If you have unused medications in your medicine cabinet, there are ways you can properly dispose of them. The best way is to turn them in during a Prescription Drug Take Back event or you can turn them in at one of the prescription medicine drop boxes in Bladen County. 

A prescription drug take back event was held during the Bladenboro Spring Fling but officials report no medicine was turned in during that event. While there is not a drug take back event planned for this Saturday, there are some options for you if you need to dispose of unused medications.

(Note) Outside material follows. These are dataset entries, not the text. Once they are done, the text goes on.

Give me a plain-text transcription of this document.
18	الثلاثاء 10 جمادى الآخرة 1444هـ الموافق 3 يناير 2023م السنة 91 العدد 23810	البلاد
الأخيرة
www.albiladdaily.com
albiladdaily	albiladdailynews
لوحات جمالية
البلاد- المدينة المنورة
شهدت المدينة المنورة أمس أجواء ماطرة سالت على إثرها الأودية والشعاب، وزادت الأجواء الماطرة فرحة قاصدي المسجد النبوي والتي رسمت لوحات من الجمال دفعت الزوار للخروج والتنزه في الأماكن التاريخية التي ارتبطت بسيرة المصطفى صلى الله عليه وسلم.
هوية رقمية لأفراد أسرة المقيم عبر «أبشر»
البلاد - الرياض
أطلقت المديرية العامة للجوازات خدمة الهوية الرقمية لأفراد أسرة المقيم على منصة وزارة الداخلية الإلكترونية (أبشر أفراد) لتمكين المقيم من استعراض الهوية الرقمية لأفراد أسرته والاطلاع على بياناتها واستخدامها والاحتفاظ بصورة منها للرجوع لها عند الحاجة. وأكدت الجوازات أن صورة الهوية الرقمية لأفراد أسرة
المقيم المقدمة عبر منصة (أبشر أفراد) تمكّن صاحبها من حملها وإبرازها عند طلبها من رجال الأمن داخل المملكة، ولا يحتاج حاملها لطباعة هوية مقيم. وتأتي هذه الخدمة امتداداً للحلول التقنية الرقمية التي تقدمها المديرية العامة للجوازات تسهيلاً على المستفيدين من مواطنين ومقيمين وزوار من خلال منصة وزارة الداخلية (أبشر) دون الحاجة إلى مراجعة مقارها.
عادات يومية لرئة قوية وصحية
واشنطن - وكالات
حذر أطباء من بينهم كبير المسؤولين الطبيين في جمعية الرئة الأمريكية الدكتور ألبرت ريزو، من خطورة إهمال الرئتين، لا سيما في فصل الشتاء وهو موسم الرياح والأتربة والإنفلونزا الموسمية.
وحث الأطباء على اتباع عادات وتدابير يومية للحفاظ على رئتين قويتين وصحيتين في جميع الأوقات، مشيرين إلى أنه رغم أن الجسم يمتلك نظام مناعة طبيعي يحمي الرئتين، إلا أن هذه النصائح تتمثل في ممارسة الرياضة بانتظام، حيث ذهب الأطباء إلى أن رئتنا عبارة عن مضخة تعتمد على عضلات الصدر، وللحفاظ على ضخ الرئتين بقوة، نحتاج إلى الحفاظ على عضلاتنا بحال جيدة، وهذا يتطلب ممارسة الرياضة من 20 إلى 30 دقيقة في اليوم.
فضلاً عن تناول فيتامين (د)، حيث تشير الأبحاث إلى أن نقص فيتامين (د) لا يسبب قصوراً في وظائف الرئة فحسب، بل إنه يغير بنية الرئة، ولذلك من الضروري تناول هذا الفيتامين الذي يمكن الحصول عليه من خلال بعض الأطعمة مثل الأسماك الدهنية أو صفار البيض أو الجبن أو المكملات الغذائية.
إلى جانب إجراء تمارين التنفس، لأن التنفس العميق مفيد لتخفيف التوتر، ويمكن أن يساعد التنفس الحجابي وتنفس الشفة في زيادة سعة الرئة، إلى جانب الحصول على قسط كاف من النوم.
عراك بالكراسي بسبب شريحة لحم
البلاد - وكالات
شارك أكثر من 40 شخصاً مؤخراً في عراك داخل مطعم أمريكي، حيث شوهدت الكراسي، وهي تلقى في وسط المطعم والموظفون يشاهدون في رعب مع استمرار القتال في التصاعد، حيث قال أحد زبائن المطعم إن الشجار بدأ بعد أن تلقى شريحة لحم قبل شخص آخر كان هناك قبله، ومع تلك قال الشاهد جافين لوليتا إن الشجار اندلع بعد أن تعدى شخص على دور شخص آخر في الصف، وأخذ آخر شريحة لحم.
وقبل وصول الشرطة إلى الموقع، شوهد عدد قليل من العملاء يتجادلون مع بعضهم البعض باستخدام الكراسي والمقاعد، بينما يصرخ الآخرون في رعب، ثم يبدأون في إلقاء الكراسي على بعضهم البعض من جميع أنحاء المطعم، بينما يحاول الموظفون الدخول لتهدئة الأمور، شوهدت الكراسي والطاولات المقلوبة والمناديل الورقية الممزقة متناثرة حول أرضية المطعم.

Prescription Drug Drop boxes are located at the Elizabethtown Police Department located at 805 West Broad Street in Elizabethtown and at the Bladen County Sheriff’s Office located at 299 Smith Circle in Elizabethtown. You simply take your unused medicines and place them in the lock box and they will be properly disposed of for you. 

According to the Drug Enforcement Agency (DEA), the 2015 National Survey on Drug Use and Health reported 6.4 million Americans abused prescription drugs. Allen Dellapenna, with the Injury and Violence Prevention Division of the NC Division of Public Health, gave an alarming statistic during the April meeting of the Brunswick County Opioid Task Force. Dellapenna said that by the time seniors in North Carolina’s high schools reach graduation, 20 percent admit to having used prescription opioids recreationally. 

According to the North Carolina Violence and Injury Prevention Division of the NC Division of Public Health during the month of March 2108, there were 457 opioid overdose visits to emergency departments in the state compared to 371 in March 2017. The highest concentration of emergency department visits was in Mecklenberg, Buncombe, Cumberland, Guilford and Wake counties. 

According to the North Carolina Violence and Injury Prevention Division of the NC Division of Public Health during the month of March 2108, there were 302 heroin overdose visits to emergency departments in the state compared to 226 in March 2017. The highest concentration of emergency department visits was in Mecklenberg, Wake, Buncombe, Cumberland, and Catawba counties. The same data set shows Bladen County with less than 9 overdose visits for the same time period.